Opponents of Gay Marriage often whip out the following argument: "If we say it's all right for two men to marry then why not three men? Or two men and one woman? Or fifteen people?" That always strikes me as one of those "we can't make a good case so let's make a stupid one" arguments.
Most "slippery slope" arguments are like that. My neighbor has a dog. I don't like dogs but I can't argue for a dog ban based on that so I try slippery-sloping it: "If we let anyone who wants a dog have one then what's to stop my neighbor from having a rabid coyote?

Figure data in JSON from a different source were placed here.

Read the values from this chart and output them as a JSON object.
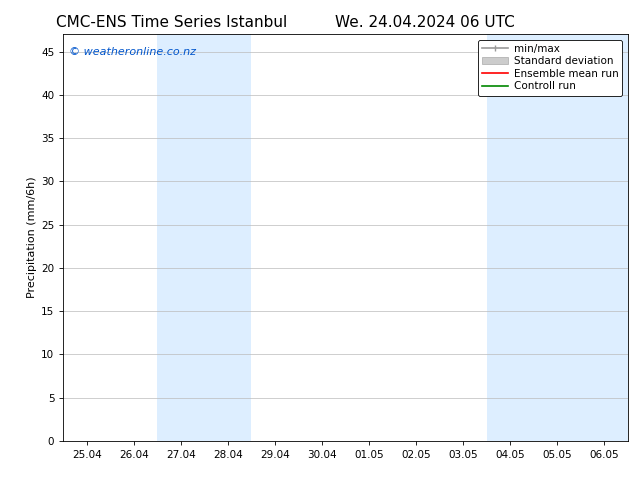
{
  "title_left": "CMC-ENS Time Series Istanbul",
  "title_right": "We. 24.04.2024 06 UTC",
  "ylabel": "Precipitation (mm/6h)",
  "ylim": [
    0,
    47
  ],
  "yticks": [
    0,
    5,
    10,
    15,
    20,
    25,
    30,
    35,
    40,
    45
  ],
  "xtick_labels": [
    "25.04",
    "26.04",
    "27.04",
    "28.04",
    "29.04",
    "30.04",
    "01.05",
    "02.05",
    "03.05",
    "04.05",
    "05.05",
    "06.05"
  ],
  "xtick_positions": [
    0,
    1,
    2,
    3,
    4,
    5,
    6,
    7,
    8,
    9,
    10,
    11
  ],
  "shaded_bands": [
    {
      "xmin": 1.5,
      "xmax": 3.5,
      "color": "#ddeeff"
    },
    {
      "xmin": 8.5,
      "xmax": 9.5,
      "color": "#ddeeff"
    },
    {
      "xmin": 9.5,
      "xmax": 11.5,
      "color": "#ddeeff"
    }
  ],
  "watermark": "© weatheronline.co.nz",
  "watermark_color": "#0055cc",
  "legend_items": [
    {
      "label": "min/max",
      "color": "#999999",
      "lw": 1.2
    },
    {
      "label": "Standard deviation",
      "color": "#cccccc",
      "lw": 6
    },
    {
      "label": "Ensemble mean run",
      "color": "#ff0000",
      "lw": 1.2
    },
    {
      "label": "Controll run",
      "color": "#008800",
      "lw": 1.2
    }
  ],
  "background_color": "#ffffff",
  "grid_color": "#bbbbbb",
  "title_fontsize": 11,
  "tick_fontsize": 7.5,
  "ylabel_fontsize": 8,
  "watermark_fontsize": 8,
  "legend_fontsize": 7.5
}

Or fifty disease-carrying pumas that will kill our children?" Back when there was a debate in this country about lowering the voting age from 21 to 18, all some opponents could come up with was "If we lower the age to 18 then why not to 17? Then 16-year-olds will demand the vote, then 15 and before you know it, we'll have three-year-olds voting! Then embryos!"
There are, I will concede, some legit arguments of this nature…cases where doing X is likely to lead to Y. But most of the time, the principle is that if you can't gin up a reality-based thesis, you invent one based on something that's not apt to follow.
Jay Michaelson discusses the one where they leap from Same-Sex Wedlock to polygamy…or as he calls it, polyamory. He thinks we don't know enough about multiple-partner relationships to say if they're at all in the same category as same-sex ones. I think it doesn't matter much until such time as there's a real outcry to consider legalizing group marriages.